Vejamos a frontalidade de Iahveh e a dureza
da terapêutica aplicada:
“Ai
dos pastores que perdem e dispersam as ovelhas do meu rebanho! Sou Eu mesmo que lhes vou pedir contas. Eu
reunirei o resto das minhas ovelhas dispersas e fá-las-ei voltar às suas
pastagens para que cresçam e se multipliquem. Dar-lhes-ei pastores que as
apascentem e não mais terão medo nem sobressaltos nem se perderá nenhuma delas.
Farei surgir um rei verdadeiro que governará o país com sabedoria e exercerá o
poder no direito e na justiça”. (Jeremias, 23, 1-6).
Este
foi o tempo de Josias e seus descendentes no trono, os quais levaram Israel à
ruína, ao ponto de serem os exércitos desbaratados e o povo feito escravo do
rei Nabucodonosor, da Babilónia, durante 70 anos, (século VII a/C).
É a realidade de todos os tempos: os
maus administradores da grei devem ser exonerados, escorraçados do lugar que
ocupam e substituídos por outros que “governem no pleno exercício do direito e
da justiça”. Não há outro antídoto nem vacina mais eficaz Nem há volta a dar. É o LIVRO que nos fornece a receita.
Mas
há uma abissal distância de métodos e de acção. No Velho Testament6o –
monarquia teocrática – fez-se crer ao povo que Deus era quem punha e dispunha
dos impérios e nações, era Deus-Iahveh quem comandava os exércitos, enfim, era
o mesmo que nomeava e destituía os monarcas, os líderes, tanto na vertente
religiosa como na acção política.
Hoje, é o povo que tem nas suas mãos o
poder soberano. Assim deveria ser, sobretudo nos dois âmbitos já citados: na própria
hierarquização dos poderes decisórios, tanto nas questões de índole
confessional e administrativa, como nos requisitos para a boa condução da “pólis”.

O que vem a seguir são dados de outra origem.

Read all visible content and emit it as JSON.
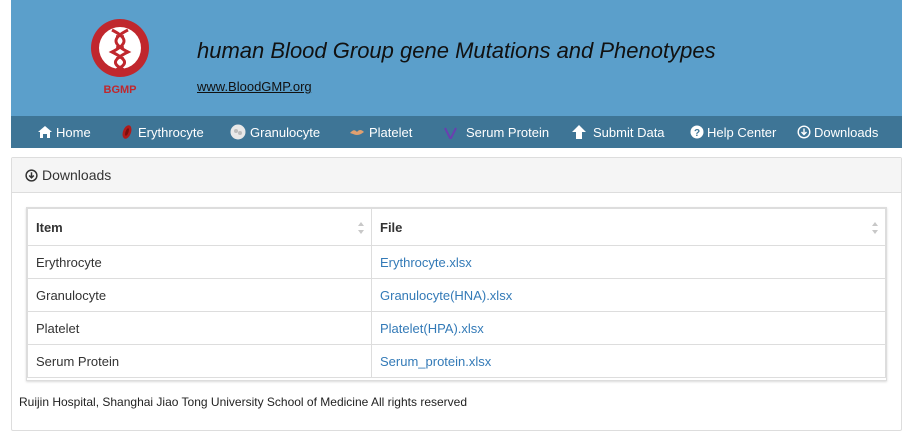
{
  "header": {
    "logo_text": "BGMP",
    "title": "human Blood Group gene Mutations and Phenotypes",
    "url": "www.BloodGMP.org"
  },
  "nav": {
    "items": [
      {
        "label": "Home",
        "icon": "home-icon"
      },
      {
        "label": "Erythrocyte",
        "icon": "erythrocyte-icon"
      },
      {
        "label": "Granulocyte",
        "icon": "granulocyte-icon"
      },
      {
        "label": "Platelet",
        "icon": "platelet-icon"
      },
      {
        "label": "Serum Protein",
        "icon": "serum-protein-icon"
      },
      {
        "label": "Submit Data",
        "icon": "upload-arrow-icon"
      },
      {
        "label": "Help Center",
        "icon": "question-circle-icon"
      },
      {
        "label": "Downloads",
        "icon": "download-circle-icon"
      }
    ]
  },
  "panel": {
    "title": "Downloads"
  },
  "table": {
    "headers": [
      "Item",
      "File"
    ],
    "rows": [
      {
        "item": "Erythrocyte",
        "file": "Erythrocyte.xlsx"
      },
      {
        "item": "Granulocyte",
        "file": "Granulocyte(HNA).xlsx"
      },
      {
        "item": "Platelet",
        "file": "Platelet(HPA).xlsx"
      },
      {
        "item": "Serum Protein",
        "file": "Serum_protein.xlsx"
      }
    ]
  },
  "footer": {
    "text": "Ruijin Hospital, Shanghai Jiao Tong University School of Medicine All rights reserved"
  },
  "colors": {
    "header_bg": "#5b9fcb",
    "nav_bg": "#3e7596",
    "link": "#337ab7",
    "logo_red": "#c0272d"
  }
}
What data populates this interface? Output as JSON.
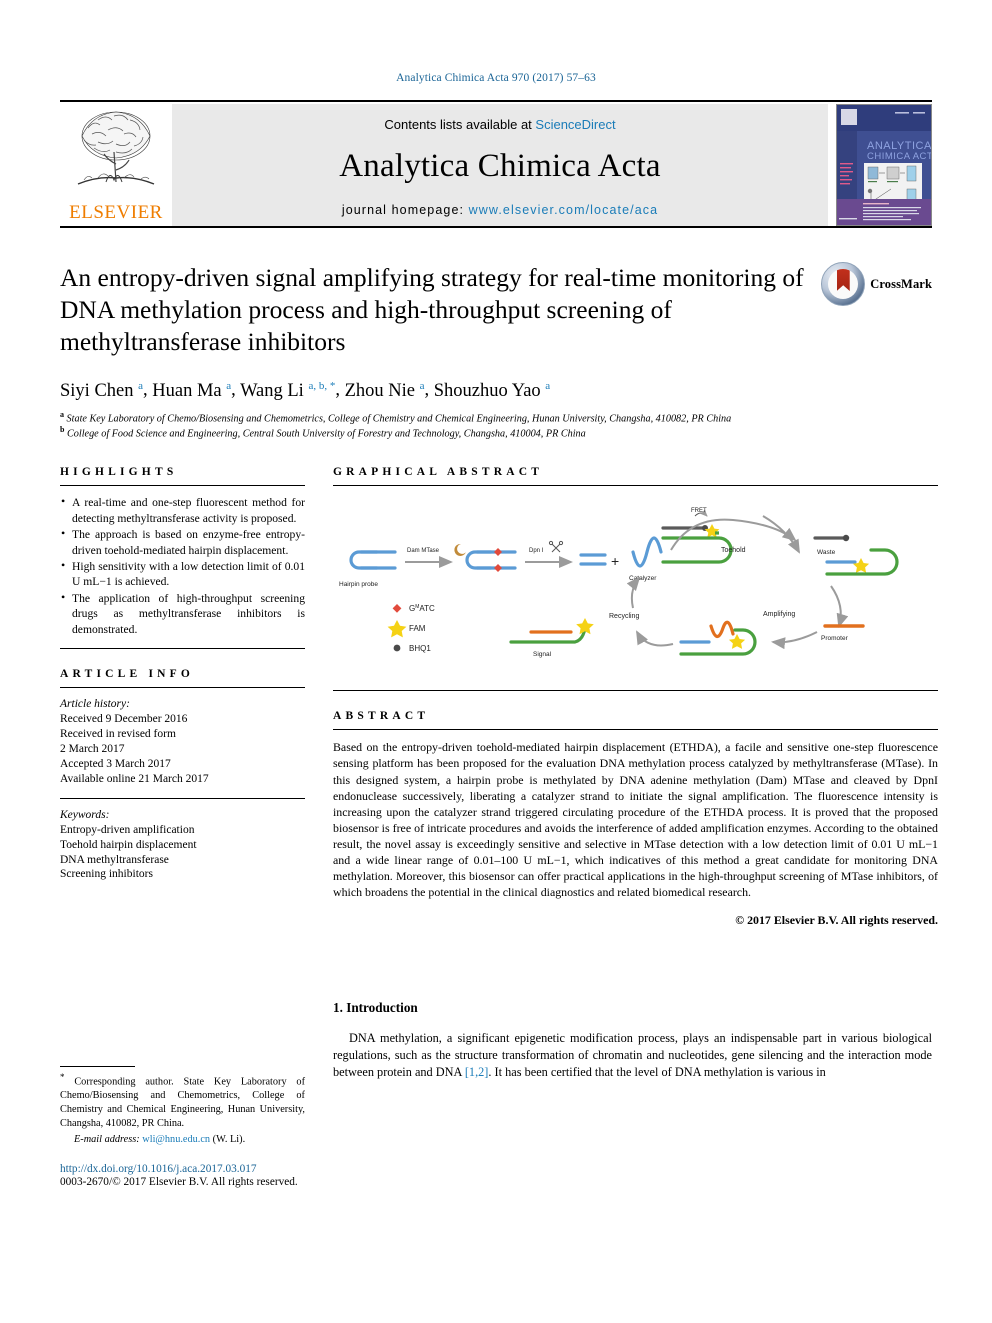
{
  "running_head": "Analytica Chimica Acta 970 (2017) 57–63",
  "masthead": {
    "contents_prefix": "Contents lists available at ",
    "contents_link": "ScienceDirect",
    "journal_title": "Analytica Chimica Acta",
    "homepage_prefix": "journal homepage: ",
    "homepage_url": "www.elsevier.com/locate/aca",
    "publisher": "ELSEVIER",
    "cover_title_line1": "ANALYTICA",
    "cover_title_line2": "CHIMICA ACTA"
  },
  "article": {
    "title": "An entropy-driven signal amplifying strategy for real-time monitoring of DNA methylation process and high-throughput screening of methyltransferase inhibitors",
    "crossmark_label": "CrossMark",
    "authors": [
      {
        "name": "Siyi Chen",
        "marks": "a"
      },
      {
        "name": "Huan Ma",
        "marks": "a"
      },
      {
        "name": "Wang Li",
        "marks": "a, b, *"
      },
      {
        "name": "Zhou Nie",
        "marks": "a"
      },
      {
        "name": "Shouzhuo Yao",
        "marks": "a"
      }
    ],
    "affiliations": [
      {
        "mark": "a",
        "text": "State Key Laboratory of Chemo/Biosensing and Chemometrics, College of Chemistry and Chemical Engineering, Hunan University, Changsha, 410082, PR China"
      },
      {
        "mark": "b",
        "text": "College of Food Science and Engineering, Central South University of Forestry and Technology, Changsha, 410004, PR China"
      }
    ]
  },
  "highlights": {
    "heading": "HIGHLIGHTS",
    "items": [
      "A real-time and one-step fluorescent method for detecting methyltransferase activity is proposed.",
      "The approach is based on enzyme-free entropy-driven toehold-mediated hairpin displacement.",
      "High sensitivity with a low detection limit of 0.01 U mL−1 is achieved.",
      "The application of high-throughput screening drugs as methyltransferase inhibitors is demonstrated."
    ]
  },
  "article_info": {
    "heading": "ARTICLE INFO",
    "history_label": "Article history:",
    "history": [
      "Received 9 December 2016",
      "Received in revised form",
      "2 March 2017",
      "Accepted 3 March 2017",
      "Available online 21 March 2017"
    ],
    "keywords_label": "Keywords:",
    "keywords": [
      "Entropy-driven amplification",
      "Toehold hairpin displacement",
      "DNA methyltransferase",
      "Screening inhibitors"
    ]
  },
  "graphical_abstract": {
    "heading": "GRAPHICAL ABSTRACT",
    "labels": {
      "hairpin_probe": "Hairpin probe",
      "dam_mtase": "Dam MTase",
      "dpn1": "Dpn I",
      "catalyzer": "Catalyzer",
      "fret": "FRET",
      "waste": "Waste",
      "toehold": "Toehold",
      "amplifying": "Amplifying",
      "recycling": "Recycling",
      "promoter": "Promoter",
      "signal": "Signal"
    },
    "legend": [
      {
        "symbol": "diamond",
        "color": "#e24a3c",
        "label": "GᴹATC"
      },
      {
        "symbol": "star",
        "color": "#f5d215",
        "label": "FAM"
      },
      {
        "symbol": "circle",
        "color": "#5a5a5a",
        "label": "BHQ1"
      }
    ],
    "colors": {
      "probe_blue": "#5b9bd5",
      "strand_green": "#4aa03f",
      "promoter_orange": "#e2701e",
      "arrow_gray": "#9b9b9b"
    }
  },
  "abstract": {
    "heading": "ABSTRACT",
    "body": "Based on the entropy-driven toehold-mediated hairpin displacement (ETHDA), a facile and sensitive one-step fluorescence sensing platform has been proposed for the evaluation DNA methylation process catalyzed by methyltransferase (MTase). In this designed system, a hairpin probe is methylated by DNA adenine methylation (Dam) MTase and cleaved by DpnI endonuclease successively, liberating a catalyzer strand to initiate the signal amplification. The fluorescence intensity is increasing upon the catalyzer strand triggered circulating procedure of the ETHDA process. It is proved that the proposed biosensor is free of intricate procedures and avoids the interference of added amplification enzymes. According to the obtained result, the novel assay is exceedingly sensitive and selective in MTase detection with a low detection limit of 0.01 U mL−1 and a wide linear range of 0.01–100 U mL−1, which indicatives of this method a great candidate for monitoring DNA methylation. Moreover, this biosensor can offer practical applications in the high-throughput screening of MTase inhibitors, of which broadens the potential in the clinical diagnostics and related biomedical research.",
    "copyright": "© 2017 Elsevier B.V. All rights reserved."
  },
  "introduction": {
    "heading": "1. Introduction",
    "paragraph_part1": "DNA methylation, a significant epigenetic modification process, plays an indispensable part in various biological regulations, such as the structure transformation of chromatin and nucleotides, gene silencing and the interaction mode between protein and DNA ",
    "reference": "[1,2]",
    "paragraph_part2": ". It has been certified that the level of DNA methylation is various in"
  },
  "footer": {
    "corresponding_marker": "*",
    "corresponding_text": " Corresponding author. State Key Laboratory of Chemo/Biosensing and Chemometrics, College of Chemistry and Chemical Engineering, Hunan University, Changsha, 410082, PR China.",
    "email_label": "E-mail address:",
    "email": "wli@hnu.edu.cn",
    "email_owner": "(W. Li).",
    "doi": "http://dx.doi.org/10.1016/j.aca.2017.03.017",
    "issn_line": "0003-2670/© 2017 Elsevier B.V. All rights reserved."
  }
}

Quanto à primeira alínea – os pastores
- temos visto os esforços do Papa Francisco com vista à participação de leigos
e clérigos na reforma da Igreja, não obstante a destemperada e obsoleta oposição
dos “corvos do Vaticano”, os cardeais. A chave do sucesso nesta área consiste na
assunção, por parte dos cristãos, do seu papel interventivo na orgânica da Igreja,
segundo a linha teológica do dominicano Yves Congar e do grande Hans Kung.

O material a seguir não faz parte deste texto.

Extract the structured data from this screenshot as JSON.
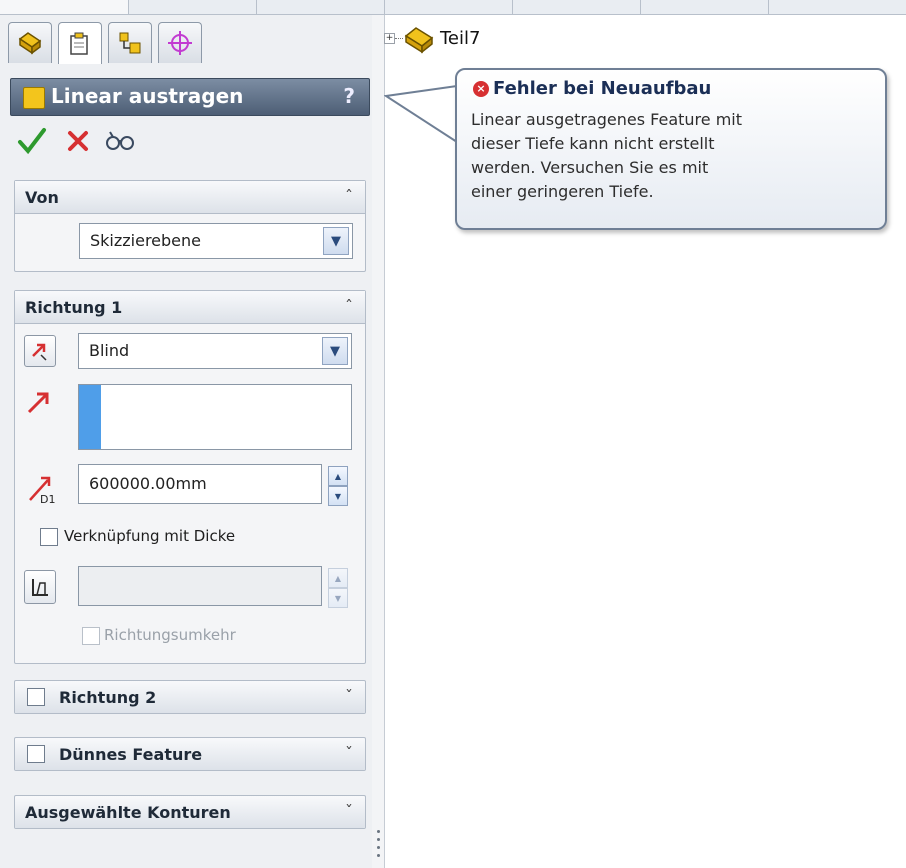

Relativamente à segunda - os chefes, os
líderes, os governantes – vem este texto bíblico na hora exacta. A
transformação da sociedade está nas mãos dos “sócios”, isto é, dos
constituintes da soberania e dos seus representantes. Já vem de longe o
veredicto que “um fraco rei faz fraca a
forte gente”.
O
Profeta Jeremias, enquanto interpretava a presença interventiva de Iahveh
no rumo da sociedade israelita, não deixava de verberar com notória
agressividade os monarcas, os sumos sacerdotes e os juízes que desviavam os seus concidadãos
do objectivo fulcral da governação, o “bem-estar global da população”.
Para
bom intérprete, a lição hodierna do LIVRO abre-nos um outro Livro mais profundo
e cortante – o da consciência cívica colectiva – que nos mobiliza até às raízes
de nós próprios. E se a ingenuidade mítica da civilização hebraica endossava a
Iahveh o desempenho que aos mortais competia, agora, três milénios volvidos, é
tempo de entendermos, à vista desarmada, que o Justo Juiz da Humanidade deposita
em nós o poder de mudar (quando necessário) os maus-pastores, os maus-líderes,
os maus-condutores, até que as populações vivam sem medo nem sobressaltos” e se
instaure à nossa volta o primado do “direito e da justiça”.